MidnightPatrol · 05/09/2025 10:25

ThePure · 05/09/2025 10:17

I was a bit weirded out once when DD aged 2 came
home from the childminders with bright red painted nails but CM explained that they were playing dress up and she had let them have some of her clothes and jewellery and DD expressed an interest in the nail varnish so CM did them for her. DD loved it so I got over myself (now she’s a teen and she still loves to paint her nails bright red) Once in a while if they have an experience you would not provide it’s not a bad thing.

And also (and I say this as someone who loathes gender roles) - you can also take this too far as a parent, by making your child reject anything too ‘girly’ when a girl and so making them different to their peers.

My mum was very anti girly anything, no pink, no Disney, no dolls etc etc. It was definitely a point of weirdness between me and my pals as a child as I wasn’t used to playing the ‘girly’ games they were - and I think as a teen it took me a while to work out what femininity might look like / clothes / make up and so on - as id always been made to see it as stupid.

So - with my own daughter, no I won’t be only buying her princesses and putting her in dresses - but nor will I be making it an issue if these things are part of her life (or her preferences).

Enjoying eg getting her hair done and being told it looks nice isn’t fundamentally a bad thing.

KitsyWitsy · 05/09/2025 10:26

namechangetheworld · 05/09/2025 09:39

They were probably playing hairdressers. Hardly a big deal. She probably chose the bows herself since it's something new and exciting.
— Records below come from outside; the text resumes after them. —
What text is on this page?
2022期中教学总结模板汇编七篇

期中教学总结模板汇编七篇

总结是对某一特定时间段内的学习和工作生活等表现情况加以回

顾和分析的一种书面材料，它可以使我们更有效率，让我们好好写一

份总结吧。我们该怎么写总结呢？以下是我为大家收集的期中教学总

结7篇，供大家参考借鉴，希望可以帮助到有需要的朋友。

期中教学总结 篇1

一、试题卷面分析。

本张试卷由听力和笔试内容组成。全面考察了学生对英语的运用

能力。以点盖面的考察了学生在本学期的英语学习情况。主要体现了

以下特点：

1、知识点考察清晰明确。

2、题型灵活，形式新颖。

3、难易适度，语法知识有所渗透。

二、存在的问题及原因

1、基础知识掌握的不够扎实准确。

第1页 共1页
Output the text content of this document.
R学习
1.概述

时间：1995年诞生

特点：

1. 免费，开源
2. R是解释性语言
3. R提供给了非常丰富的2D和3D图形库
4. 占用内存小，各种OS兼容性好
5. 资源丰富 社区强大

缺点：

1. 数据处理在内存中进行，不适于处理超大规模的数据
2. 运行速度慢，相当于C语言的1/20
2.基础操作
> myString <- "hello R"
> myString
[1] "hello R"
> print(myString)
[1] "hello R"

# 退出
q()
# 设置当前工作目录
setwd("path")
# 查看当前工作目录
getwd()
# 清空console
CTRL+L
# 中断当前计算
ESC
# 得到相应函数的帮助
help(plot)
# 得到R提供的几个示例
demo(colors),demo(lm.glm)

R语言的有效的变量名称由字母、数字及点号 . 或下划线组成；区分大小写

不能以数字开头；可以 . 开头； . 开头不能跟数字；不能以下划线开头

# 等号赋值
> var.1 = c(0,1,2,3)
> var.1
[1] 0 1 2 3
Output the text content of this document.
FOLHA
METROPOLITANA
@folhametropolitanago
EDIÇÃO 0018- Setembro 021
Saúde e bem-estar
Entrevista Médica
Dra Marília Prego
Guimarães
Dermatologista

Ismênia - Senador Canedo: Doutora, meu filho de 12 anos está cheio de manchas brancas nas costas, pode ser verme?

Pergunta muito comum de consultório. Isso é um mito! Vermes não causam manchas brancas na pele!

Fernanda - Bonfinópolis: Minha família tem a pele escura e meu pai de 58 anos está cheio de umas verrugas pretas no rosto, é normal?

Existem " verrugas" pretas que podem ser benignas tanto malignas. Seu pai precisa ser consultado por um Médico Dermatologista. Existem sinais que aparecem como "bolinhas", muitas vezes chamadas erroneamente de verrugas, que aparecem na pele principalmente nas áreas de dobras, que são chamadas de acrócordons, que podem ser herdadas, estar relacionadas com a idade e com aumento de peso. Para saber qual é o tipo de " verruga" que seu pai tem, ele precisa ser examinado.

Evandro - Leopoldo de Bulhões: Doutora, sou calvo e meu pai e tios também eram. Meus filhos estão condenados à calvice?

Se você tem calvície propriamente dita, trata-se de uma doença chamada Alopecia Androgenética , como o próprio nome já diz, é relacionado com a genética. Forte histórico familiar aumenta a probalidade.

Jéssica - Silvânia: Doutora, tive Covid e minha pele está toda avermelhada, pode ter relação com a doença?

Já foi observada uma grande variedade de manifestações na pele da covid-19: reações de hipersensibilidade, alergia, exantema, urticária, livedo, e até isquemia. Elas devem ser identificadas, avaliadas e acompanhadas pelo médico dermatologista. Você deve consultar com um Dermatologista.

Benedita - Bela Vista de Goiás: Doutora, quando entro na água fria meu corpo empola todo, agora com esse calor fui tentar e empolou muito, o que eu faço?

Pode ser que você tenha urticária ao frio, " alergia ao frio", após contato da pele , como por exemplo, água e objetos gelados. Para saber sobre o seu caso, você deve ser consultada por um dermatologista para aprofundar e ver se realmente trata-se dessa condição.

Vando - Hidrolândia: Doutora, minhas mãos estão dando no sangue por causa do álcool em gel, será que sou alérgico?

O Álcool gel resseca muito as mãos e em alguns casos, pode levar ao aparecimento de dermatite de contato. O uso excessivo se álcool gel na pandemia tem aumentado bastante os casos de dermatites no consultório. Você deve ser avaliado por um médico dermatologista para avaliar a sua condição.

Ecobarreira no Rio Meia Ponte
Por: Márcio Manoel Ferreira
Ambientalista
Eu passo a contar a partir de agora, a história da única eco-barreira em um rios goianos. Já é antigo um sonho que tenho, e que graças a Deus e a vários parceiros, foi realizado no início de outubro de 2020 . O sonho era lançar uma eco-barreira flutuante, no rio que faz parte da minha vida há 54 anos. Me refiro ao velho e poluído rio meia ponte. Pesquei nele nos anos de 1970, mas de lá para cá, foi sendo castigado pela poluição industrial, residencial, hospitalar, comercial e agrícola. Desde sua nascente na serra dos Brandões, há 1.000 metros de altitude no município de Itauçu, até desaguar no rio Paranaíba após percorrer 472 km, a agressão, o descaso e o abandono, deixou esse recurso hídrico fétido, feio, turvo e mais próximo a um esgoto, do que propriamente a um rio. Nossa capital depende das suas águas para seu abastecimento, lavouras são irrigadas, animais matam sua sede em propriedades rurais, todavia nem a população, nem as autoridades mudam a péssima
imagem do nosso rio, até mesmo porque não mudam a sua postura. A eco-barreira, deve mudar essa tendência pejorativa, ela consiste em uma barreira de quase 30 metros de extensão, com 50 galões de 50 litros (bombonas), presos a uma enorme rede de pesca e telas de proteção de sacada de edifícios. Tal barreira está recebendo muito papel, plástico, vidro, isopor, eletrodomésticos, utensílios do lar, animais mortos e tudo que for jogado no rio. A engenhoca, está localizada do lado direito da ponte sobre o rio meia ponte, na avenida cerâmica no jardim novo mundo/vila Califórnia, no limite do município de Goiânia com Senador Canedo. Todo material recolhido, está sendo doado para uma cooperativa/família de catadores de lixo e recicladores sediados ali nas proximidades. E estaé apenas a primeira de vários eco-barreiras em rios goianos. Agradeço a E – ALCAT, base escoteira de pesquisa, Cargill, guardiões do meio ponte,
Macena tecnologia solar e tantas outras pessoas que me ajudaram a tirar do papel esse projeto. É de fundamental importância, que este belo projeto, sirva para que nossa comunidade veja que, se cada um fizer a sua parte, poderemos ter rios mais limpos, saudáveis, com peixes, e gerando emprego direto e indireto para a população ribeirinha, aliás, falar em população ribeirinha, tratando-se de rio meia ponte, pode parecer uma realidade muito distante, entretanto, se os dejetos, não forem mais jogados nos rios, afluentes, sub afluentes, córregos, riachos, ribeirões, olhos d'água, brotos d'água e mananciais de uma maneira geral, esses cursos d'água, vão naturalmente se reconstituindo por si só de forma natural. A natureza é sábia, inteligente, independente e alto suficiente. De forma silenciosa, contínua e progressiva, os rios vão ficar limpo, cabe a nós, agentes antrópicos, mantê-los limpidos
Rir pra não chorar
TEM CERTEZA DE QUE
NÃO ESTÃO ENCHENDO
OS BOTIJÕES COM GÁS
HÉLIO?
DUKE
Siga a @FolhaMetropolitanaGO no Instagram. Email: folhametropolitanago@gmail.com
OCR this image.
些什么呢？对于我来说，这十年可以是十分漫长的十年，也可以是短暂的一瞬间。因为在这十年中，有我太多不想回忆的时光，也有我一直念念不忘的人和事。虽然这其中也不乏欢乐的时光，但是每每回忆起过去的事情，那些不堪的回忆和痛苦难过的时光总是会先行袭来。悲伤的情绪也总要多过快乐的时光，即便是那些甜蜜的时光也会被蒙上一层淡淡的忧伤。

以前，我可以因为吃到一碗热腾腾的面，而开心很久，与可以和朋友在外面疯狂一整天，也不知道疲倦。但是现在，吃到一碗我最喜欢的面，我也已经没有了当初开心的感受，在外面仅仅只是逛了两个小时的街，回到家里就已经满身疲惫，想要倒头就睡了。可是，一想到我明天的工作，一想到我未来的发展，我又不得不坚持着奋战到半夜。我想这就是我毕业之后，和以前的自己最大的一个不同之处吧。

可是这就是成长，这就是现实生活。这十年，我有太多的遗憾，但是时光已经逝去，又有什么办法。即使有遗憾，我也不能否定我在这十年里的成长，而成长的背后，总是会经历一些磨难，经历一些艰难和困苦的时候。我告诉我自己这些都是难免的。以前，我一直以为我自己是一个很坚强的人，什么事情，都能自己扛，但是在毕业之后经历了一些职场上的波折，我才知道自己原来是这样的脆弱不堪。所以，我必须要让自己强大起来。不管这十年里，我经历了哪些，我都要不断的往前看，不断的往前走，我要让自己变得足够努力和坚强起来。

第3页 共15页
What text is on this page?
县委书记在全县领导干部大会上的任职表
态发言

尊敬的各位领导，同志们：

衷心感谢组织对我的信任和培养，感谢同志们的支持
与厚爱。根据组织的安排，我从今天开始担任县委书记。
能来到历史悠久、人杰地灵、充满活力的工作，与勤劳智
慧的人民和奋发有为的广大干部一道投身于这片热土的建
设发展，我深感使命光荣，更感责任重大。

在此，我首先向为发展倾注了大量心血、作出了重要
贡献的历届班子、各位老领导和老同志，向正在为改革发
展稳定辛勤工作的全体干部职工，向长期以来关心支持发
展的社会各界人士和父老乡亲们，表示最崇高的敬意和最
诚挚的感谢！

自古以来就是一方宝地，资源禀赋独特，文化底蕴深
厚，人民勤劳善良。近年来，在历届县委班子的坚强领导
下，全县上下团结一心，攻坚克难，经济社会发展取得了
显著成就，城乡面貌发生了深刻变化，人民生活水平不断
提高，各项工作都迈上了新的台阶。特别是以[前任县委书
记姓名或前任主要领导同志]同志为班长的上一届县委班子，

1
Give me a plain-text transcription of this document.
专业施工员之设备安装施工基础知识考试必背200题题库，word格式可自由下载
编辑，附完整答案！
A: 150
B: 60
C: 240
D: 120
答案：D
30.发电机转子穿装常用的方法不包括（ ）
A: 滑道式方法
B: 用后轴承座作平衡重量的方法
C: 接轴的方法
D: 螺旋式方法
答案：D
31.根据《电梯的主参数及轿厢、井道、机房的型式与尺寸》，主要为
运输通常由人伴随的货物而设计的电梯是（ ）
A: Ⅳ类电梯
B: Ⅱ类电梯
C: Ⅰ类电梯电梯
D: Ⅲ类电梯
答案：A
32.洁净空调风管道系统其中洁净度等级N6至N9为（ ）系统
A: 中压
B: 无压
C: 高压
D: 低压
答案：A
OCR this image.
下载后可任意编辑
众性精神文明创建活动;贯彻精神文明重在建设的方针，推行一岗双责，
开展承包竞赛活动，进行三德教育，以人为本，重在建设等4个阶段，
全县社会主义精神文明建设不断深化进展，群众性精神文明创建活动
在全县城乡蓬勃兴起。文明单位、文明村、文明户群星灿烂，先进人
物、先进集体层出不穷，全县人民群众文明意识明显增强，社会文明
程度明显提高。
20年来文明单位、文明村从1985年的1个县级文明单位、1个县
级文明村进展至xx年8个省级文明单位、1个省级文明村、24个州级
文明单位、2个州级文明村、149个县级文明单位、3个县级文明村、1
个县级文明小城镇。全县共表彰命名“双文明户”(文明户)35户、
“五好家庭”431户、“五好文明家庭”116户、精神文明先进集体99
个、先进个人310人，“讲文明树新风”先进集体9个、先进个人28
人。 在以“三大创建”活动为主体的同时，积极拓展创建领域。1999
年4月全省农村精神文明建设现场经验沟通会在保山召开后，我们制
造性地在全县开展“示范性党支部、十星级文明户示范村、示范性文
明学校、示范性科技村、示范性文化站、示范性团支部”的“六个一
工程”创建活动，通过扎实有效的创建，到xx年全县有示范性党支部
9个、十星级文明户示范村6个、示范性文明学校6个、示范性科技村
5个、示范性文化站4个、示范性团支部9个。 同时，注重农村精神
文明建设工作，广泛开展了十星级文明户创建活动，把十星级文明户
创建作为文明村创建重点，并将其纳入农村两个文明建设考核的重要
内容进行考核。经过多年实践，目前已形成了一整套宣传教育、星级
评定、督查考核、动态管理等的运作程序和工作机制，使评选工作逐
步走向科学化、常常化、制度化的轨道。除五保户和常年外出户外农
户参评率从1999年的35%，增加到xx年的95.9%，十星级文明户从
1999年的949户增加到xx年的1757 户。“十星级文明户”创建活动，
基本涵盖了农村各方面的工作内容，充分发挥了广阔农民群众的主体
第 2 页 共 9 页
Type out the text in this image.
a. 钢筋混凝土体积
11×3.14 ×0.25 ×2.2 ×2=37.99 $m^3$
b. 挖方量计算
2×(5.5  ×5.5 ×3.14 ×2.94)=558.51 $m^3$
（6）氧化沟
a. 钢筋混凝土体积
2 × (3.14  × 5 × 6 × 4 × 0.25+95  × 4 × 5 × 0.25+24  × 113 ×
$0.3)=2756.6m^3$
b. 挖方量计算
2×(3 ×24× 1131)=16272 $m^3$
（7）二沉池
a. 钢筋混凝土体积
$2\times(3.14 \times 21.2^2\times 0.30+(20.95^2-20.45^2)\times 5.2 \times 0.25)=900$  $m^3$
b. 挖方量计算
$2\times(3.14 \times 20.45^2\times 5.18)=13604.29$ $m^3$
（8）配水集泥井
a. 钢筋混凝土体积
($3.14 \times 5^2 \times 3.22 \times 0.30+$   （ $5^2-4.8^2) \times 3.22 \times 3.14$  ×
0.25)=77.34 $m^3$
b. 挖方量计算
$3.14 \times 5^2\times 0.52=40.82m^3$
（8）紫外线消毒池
And bunches with bows and dresses are no less practical than her hair bundled on the top of her head and leggings. That tired old line gets trotted out time and time again. Mine spent most of their toddler years running around in bunches and little dresses, much more practical for nappy changes, and somehow they never managed to get their legs 'tangled up' in them because they weren't wearing Amish ankle length stuff, just bog standard knee length dresses...

Edited

I know lol.. I'm imagining the OP's kid in a maxi dress at 14months ffs.. "tripping over the hem'...give over.

Biskieboo · 05/09/2025 10:26

Bonkers. I've never been particularly keen on girlie stuff like pink bows and the like and given the choice I dress my daughter like a scruffbag since she'll only roll around in mud anyway, but I never gave 1/1000th of a shit when her nursery did this sort of thing. Only raise it with the nursery if you want to instantly gain a reputation as an unreasonable pain in the arse.

Poppingby · 05/09/2025 10:26

I'm finding the dismissal of OP's opinions more enraging than the act itself which was probably just thoughtless even if it felt like a lesson in how to turn your girl into a girl.

This is where it starts and why we're all bloody indoctrinated and arguing about what a woman is. Pink hair bows have literally nothing to do with it.

Poodlelove · 05/09/2025 10:27

Nursery staff are told if they have to do hair that they do it in the same style that the parents sent their child in.
If a child has hair in their eyes constantly we may tie it / clip it back but tell the parents at the end of the day.
Years ago staff were told not to single a child out and not to play with a child's hair or brush it.
I really don't think that it is professional to do this to someone else's child.Surely they have other children to look after / other jobs in the nursery.